When a friend, lover or family member of an addict or alcoholic can't stop
the one they love from destroying himself, the guilt and self-blame is
almost more than they can live with. It is vital that they understand that
the addict must blame others because if he accepted the blame for his own
actions, he would have to stop using the chemical that his body, mind and
soul have come to depend on just to make it through another day.

This tossing around of blame from the alcoholic to a family member or even
to society as a whole is par for the course in the cunning and baffling
disease of alcoholism and drug addiction. Blaming is as much a symptom of
the disease as dependence and withdrawal.

This is where many people sign off. It is one thing to accept diabetes, lung
cancer or hypertension as diseases, but alcoholism? Drug addiction?

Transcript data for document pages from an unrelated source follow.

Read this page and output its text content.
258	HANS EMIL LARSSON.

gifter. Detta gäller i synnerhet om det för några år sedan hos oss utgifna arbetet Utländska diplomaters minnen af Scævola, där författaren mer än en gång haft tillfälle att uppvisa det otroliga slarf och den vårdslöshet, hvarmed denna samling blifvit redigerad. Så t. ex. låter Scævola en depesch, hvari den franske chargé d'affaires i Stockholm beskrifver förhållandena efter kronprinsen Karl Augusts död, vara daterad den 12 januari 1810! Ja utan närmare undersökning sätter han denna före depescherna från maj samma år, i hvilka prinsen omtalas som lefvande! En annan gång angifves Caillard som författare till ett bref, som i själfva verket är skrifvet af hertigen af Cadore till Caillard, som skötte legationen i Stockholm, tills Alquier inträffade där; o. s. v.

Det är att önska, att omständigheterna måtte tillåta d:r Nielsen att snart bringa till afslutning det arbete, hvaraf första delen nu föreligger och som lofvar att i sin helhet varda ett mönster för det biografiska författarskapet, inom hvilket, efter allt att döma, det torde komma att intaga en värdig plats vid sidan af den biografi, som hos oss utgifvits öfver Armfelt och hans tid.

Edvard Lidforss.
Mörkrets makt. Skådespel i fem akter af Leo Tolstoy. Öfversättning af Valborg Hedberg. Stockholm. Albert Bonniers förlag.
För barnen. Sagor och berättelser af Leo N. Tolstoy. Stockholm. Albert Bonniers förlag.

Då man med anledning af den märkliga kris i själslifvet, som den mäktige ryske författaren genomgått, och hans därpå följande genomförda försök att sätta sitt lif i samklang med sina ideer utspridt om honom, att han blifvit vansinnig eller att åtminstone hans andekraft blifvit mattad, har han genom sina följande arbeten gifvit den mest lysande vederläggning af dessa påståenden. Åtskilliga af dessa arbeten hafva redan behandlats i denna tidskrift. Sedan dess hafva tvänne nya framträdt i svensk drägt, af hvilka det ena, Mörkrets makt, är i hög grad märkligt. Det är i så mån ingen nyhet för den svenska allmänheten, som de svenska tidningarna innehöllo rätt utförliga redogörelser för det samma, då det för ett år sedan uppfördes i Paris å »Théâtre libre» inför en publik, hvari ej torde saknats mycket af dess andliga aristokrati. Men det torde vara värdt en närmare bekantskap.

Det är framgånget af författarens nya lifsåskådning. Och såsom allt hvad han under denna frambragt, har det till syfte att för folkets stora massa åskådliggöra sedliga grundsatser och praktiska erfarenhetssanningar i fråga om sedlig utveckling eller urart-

Somehow we do not question that diabetics need medical care even when they
continue to eat sugary foods. We don't force smokers with emphysema or lung
cancer to die in the gutter because they refused to stop smoking, nor do we
punish people with high blood pressure for using salt or eating steak and
eggs.

We understand that these diseases have a lot to do with self-control, but we
do not refuse treatment and banish their victims to their own devices when
their willpower fails them. If we did, an awful lot of us would be
condemning ourselves or a loved one because these diseases run rampant in
our society.

Unfortunately, so does alcoholism and substance abuse. As a society we have
chosen to condone the use of caffeine, alcohol, nicotine and a virtual
rainbow of prescription drugs. It shouldn't surprise us that many among us
cross over the line with alcohol or experiment with other mind- and
mood-altering chemicals.

Most people who "taste and see" don't get hooked. But many do.

As a society, we can either choose to treat the signs and symptoms of their
disease, i.e. addiction, or we can punish them for not being strong enough
or clever enough to play the game without getting caught.

It has taken AlAnon, AA and many years of counseling for me to finally
accept that addicts and alcoholics have a disease which compels them to use
drugs and alcohol even while it is destroying their family, their career and
their health, even when their own common sense begs them to stop, even while
it is killing them.

Without treatment and rehabilitation, alcoholics and drug addicts are
condemned to die as surely as any convict on death row. Without counseling,
their family members will lose jobs, commit suicide, become juvenile
delinquents, drain their employers in sick days and add to the caseload of
their already overworked social workers.

It is true that addicts and alcoholics can choose to get help. But many,
like my sister, have so many emotional wounds from their past that have
never been addressed that they don't know where to begin. Many have given up
hope.

Blaming them for not getting the help they need is as unproductive as
blaming their families and friends for bailing them out of trouble time and
again. It is understandable, but it doesn't get anyone where they need to
go.

When a society takes a blame and punishment approach to substance abuse, it
winds up paying far more than it would cost to treat the problem in the
first place.

One way or another, society pays for substance abuse. Thankfully, the most
humane and effective way to deal with it happens to be the most
cost-effective as well.

Treatment addresses the problem; punishment usually prolongs it.